Thu. Mar 28th, 2024

 

A hundred acres of butterfly sanctuary centre in Texas, along with the Rio Grande valley are going to be bulldozed (knock down) in order to make a new way for the United States President Donald Trump border wall with Mexico (US-Mexico border wall).

According to experts, the construction over the butterfly sanctuary centre would disturb and endangered species and might put species at a risk of extinction.

The sanctuary’s executive director Marianna Wright claimed about 70 percent of the land would end up on other side of the US-Mexico border wall, which belongs to the centre.

According to news reports, the wall is expected to be of about three-story wall with a steel beams of about 18-foot long rising through a concrete base. The construction could be started in the month February, 2019.

In order to build US-Mexico border wall through the Rio Grande valley, Trump administration is about to bypass 28 federal laws, in order to protect the environment.

The organization – Animal Legal Defence Fund with other two, tries to testify the government before the court, but however, court declined the petition of organizations and ordered in the favour of the Trump government.

According to news reports, senior stay attorney for the Animal Legal Defence Fund organization Tony Eliseuson said, “The border wall and the border region is an area of tremendous biodiversity and wildlife.”

Eliseuson said, “It’s a very rich environmental area, and this border wall will have a devastating impact on both the environment and many, many species.”

Environmental activists and experts has claimed that the construction will endangered the species and could lead to extinction of endangered species like, contamination of drinking water and bulldozing historical sites.

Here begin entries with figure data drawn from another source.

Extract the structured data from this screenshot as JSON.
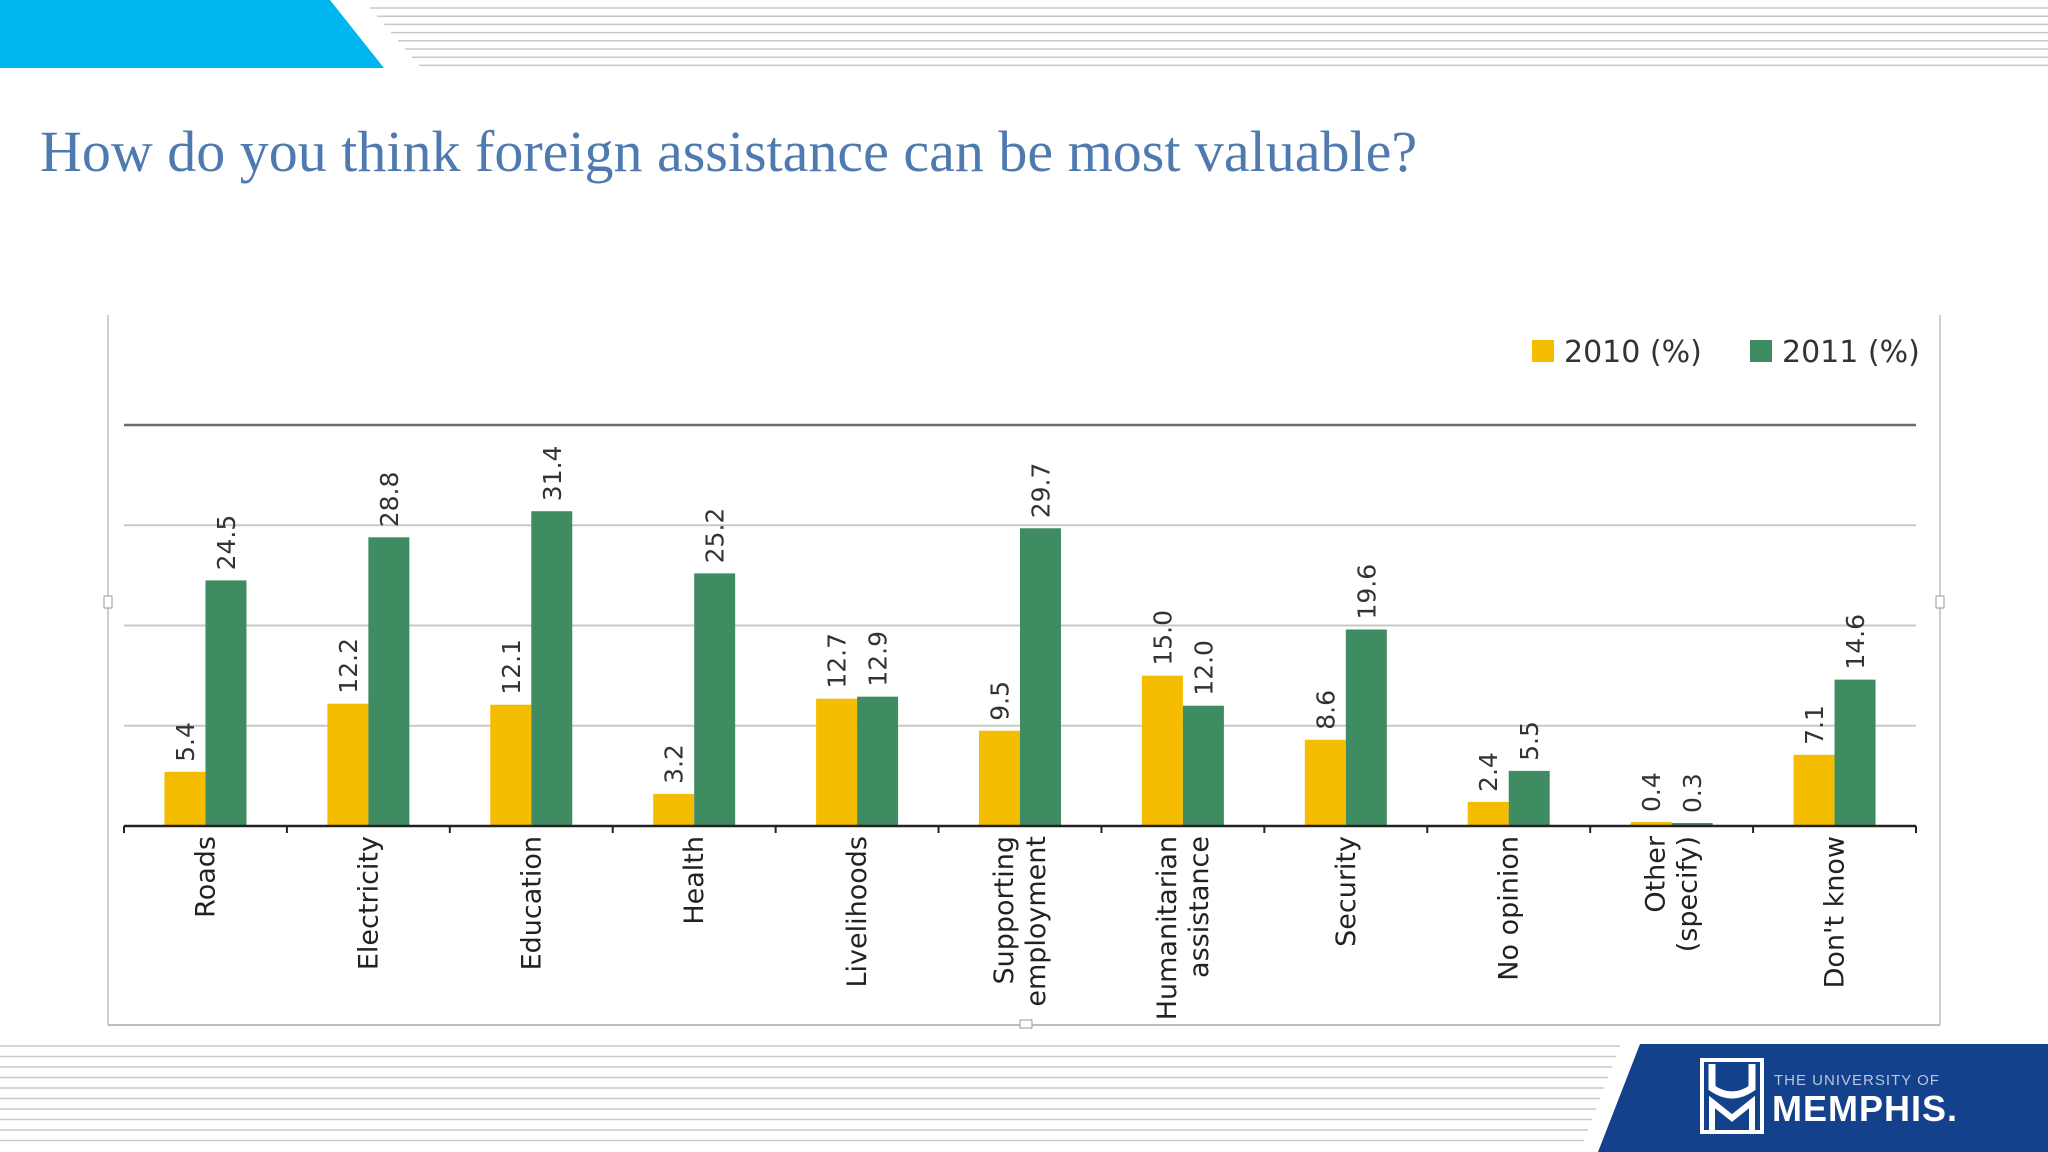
{
  "slide": {
    "title": "How do you think foreign assistance can be most valuable?"
  },
  "colors": {
    "accent_cyan": "#00b6ee",
    "title_blue": "#4f7ab0",
    "navy": "#13418b",
    "series_2010": "#f5bd00",
    "series_2011": "#3f8c63"
  },
  "logo": {
    "small": "THE UNIVERSITY OF",
    "big": "MEMPHIS."
  },
  "chart_data": {
    "type": "bar",
    "title": "",
    "categories": [
      [
        "Roads"
      ],
      [
        "Electricity"
      ],
      [
        "Education"
      ],
      [
        "Health"
      ],
      [
        "Livelihoods"
      ],
      [
        "Supporting",
        "employment"
      ],
      [
        "Humanitarian",
        "assistance"
      ],
      [
        "Security"
      ],
      [
        "No opinion"
      ],
      [
        "Other",
        "(specify)"
      ],
      [
        "Don't know"
      ]
    ],
    "series": [
      {
        "name": "2010 (%)",
        "values": [
          5.4,
          12.2,
          12.1,
          3.2,
          12.7,
          9.5,
          15.0,
          8.6,
          2.4,
          0.4,
          7.1
        ],
        "labels": [
          "5.4",
          "12.2",
          "12.1",
          "3.2",
          "12.7",
          "9.5",
          "15.0",
          "8.6",
          "2.4",
          "0.4",
          "7.1"
        ]
      },
      {
        "name": "2011 (%)",
        "values": [
          24.5,
          28.8,
          31.4,
          25.2,
          12.9,
          29.7,
          12.0,
          19.6,
          5.5,
          0.3,
          14.6
        ],
        "labels": [
          "24.5",
          "28.8",
          "31.4",
          "25.2",
          "12.9",
          "29.7",
          "12.0",
          "19.6",
          "5.5",
          "0.3",
          "14.6"
        ]
      }
    ],
    "ylim": [
      0,
      40
    ],
    "gridlines": [
      10,
      20,
      30,
      40
    ],
    "grid": true,
    "legend_position": "top-right"
  }
}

It also said around hundreds of thousands of butterflies passes through the sanctuary area every year.

Wright said, “Just like farmers get crop yield in acres and inches, we get butterflies based on what we have planted in acres and inches.,” adding, “So having a wide swath of our property bulldozed is going to negatively impact the volume of the species and diversity of the species.”

In 2017, the contract workers were cited with chainsaws clearing out the protected habitat of the area and even the government has been taken to the court by the centre. Wright said, “This is criminal. And unconstitutional.”